I want you to support me. Financially at if you can. Or help by reading my scripts and giving notes. Or introduce me to neat people who will be an asset to my life or my career. By telling me if I am going overboard with asking for things. (Everything seems like too much for me right now, so it will be helpful if I have someone to tell me when I actually am being as annoying as I feel.) And most of all, by being your non-jerky self.

In return, I will walk through doors, hold out my hand, and open my mouth. I will welcome no, instead of dreading it. Most of all, I will never again be the one preventing me from achieving my dreams.

What We Know


We’ve all heard, “Write what you know.” Most of us have also heard that this is crap on a cracker. Because really, who knows what it’s like to be a Jesus figure with a princess twin sister in a galaxy, far, far, away? Or a queen that was born shooting ice from her fingertips?
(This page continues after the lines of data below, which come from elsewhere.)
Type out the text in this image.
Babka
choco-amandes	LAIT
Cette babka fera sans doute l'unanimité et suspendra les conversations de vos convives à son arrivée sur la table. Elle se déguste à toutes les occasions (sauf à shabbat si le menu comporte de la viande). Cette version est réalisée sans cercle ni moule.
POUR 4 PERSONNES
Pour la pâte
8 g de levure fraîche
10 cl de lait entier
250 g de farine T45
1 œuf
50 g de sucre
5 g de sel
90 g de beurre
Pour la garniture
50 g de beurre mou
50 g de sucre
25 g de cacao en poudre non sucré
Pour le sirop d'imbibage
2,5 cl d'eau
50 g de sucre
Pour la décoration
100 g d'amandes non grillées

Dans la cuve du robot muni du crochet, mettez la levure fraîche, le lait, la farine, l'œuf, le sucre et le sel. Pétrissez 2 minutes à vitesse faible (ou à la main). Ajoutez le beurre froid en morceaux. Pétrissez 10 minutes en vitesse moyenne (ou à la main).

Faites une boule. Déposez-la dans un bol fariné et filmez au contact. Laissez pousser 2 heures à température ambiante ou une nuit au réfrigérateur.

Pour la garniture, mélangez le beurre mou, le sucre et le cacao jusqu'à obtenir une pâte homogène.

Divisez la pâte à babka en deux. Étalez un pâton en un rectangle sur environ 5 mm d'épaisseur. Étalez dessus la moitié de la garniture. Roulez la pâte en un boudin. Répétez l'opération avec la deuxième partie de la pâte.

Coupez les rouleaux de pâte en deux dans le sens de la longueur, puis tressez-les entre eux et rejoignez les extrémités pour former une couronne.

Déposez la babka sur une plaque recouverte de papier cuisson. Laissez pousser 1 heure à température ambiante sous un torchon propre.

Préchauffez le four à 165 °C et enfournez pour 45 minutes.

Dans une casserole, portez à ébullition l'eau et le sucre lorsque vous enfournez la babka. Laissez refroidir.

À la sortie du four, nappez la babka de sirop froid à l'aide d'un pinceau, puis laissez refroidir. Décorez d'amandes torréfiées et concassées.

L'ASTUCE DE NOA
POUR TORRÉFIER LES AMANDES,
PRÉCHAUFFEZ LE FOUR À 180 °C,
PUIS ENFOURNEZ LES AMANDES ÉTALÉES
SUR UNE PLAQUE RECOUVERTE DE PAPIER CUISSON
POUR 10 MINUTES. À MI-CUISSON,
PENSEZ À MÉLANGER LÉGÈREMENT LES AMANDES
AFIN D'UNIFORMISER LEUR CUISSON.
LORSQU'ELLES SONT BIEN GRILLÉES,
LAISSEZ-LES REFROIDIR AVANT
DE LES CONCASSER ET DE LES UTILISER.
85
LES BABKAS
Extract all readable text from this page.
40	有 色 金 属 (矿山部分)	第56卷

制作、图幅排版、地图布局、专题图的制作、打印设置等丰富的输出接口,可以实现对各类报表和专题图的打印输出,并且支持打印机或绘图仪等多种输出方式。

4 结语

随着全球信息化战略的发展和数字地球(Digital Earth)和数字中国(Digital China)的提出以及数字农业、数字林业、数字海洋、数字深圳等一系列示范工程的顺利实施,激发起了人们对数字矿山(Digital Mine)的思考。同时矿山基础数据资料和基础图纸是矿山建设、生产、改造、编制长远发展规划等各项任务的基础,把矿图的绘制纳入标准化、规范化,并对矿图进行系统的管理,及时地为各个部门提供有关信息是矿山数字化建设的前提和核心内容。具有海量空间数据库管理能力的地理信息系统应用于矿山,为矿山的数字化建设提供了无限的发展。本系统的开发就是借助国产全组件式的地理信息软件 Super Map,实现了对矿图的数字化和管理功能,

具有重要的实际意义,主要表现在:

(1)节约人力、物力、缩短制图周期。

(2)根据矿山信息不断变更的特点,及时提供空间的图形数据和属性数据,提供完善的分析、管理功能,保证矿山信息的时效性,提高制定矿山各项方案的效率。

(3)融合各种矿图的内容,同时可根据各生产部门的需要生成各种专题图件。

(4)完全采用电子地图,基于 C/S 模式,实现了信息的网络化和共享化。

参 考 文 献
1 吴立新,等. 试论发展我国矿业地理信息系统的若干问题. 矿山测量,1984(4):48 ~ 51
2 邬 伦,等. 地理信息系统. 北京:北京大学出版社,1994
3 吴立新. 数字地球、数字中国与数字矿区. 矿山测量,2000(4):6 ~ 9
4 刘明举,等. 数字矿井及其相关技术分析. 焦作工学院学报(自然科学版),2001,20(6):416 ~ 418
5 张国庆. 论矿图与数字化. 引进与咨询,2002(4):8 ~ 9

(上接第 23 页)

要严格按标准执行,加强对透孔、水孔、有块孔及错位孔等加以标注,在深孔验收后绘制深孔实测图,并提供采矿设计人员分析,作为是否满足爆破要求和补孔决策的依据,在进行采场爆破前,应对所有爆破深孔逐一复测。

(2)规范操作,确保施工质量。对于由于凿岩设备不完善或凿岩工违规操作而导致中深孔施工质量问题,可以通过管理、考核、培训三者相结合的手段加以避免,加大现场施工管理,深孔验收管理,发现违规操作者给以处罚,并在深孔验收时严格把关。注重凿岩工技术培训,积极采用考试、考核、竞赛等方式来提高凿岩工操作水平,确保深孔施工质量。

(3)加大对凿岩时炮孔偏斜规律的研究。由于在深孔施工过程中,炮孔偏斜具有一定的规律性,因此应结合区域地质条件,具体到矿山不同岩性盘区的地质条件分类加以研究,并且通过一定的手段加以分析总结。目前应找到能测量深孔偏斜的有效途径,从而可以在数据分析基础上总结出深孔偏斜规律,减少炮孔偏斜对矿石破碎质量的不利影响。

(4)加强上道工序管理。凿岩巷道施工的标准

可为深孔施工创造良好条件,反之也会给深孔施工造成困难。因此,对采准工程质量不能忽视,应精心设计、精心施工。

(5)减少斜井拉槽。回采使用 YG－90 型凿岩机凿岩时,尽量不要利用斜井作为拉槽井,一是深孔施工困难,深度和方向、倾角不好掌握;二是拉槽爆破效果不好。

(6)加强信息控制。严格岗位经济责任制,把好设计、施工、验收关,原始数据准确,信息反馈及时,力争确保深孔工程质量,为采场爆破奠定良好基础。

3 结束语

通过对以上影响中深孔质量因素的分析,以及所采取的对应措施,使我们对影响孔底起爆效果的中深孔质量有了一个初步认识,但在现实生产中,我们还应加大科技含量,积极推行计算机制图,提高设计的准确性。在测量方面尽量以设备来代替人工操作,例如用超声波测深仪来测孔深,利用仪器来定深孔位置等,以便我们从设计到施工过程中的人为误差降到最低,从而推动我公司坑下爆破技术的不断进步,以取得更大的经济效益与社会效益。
What I’ve found out about my own writing is more disturbing than writing what I know. I write who I am.

If someone had told me that writing who I am is how I would access my ability to write quality scripts I would have smiled, nodded, and hoped it didn’t look like I thought they were stupid.  Writing who I am is too painful, too limiting, I would have said. And I would have been right. Sort of.

It’s important to write who I am, but through characters without my face or history. I have told the emotional story of my history with race relations in the 1990s through an ex-slave lawman in the 1870s. Of being hurt by relationships through a fat white woman who’s had sex with more men than I’ve kissed, and my struggles with fitting into society through a serial killer’s love for a model with an ugly face. Their emotional truths are all part of who I am, but I don’t know any of them.

I think I will always be a little scared of writing who I really am. Even now too many of my first drafts consist of me giving a stiff arm to my emotions. They’re there at the edges, smooth, shiny, but not quite real. Only when I rewrite, holding the script to my emotional soul like a babe on a teat, does the script seem to connect with my readers.

Writing it down feels like it makes it real. But it already is real. All those hurt, rough places, and the mean, unforgiving places, share a part of me with the awesome joy I hope to exist in most of the time.

Be brave, tell me who you are. Be an artist, tell me through a world you’ve never known.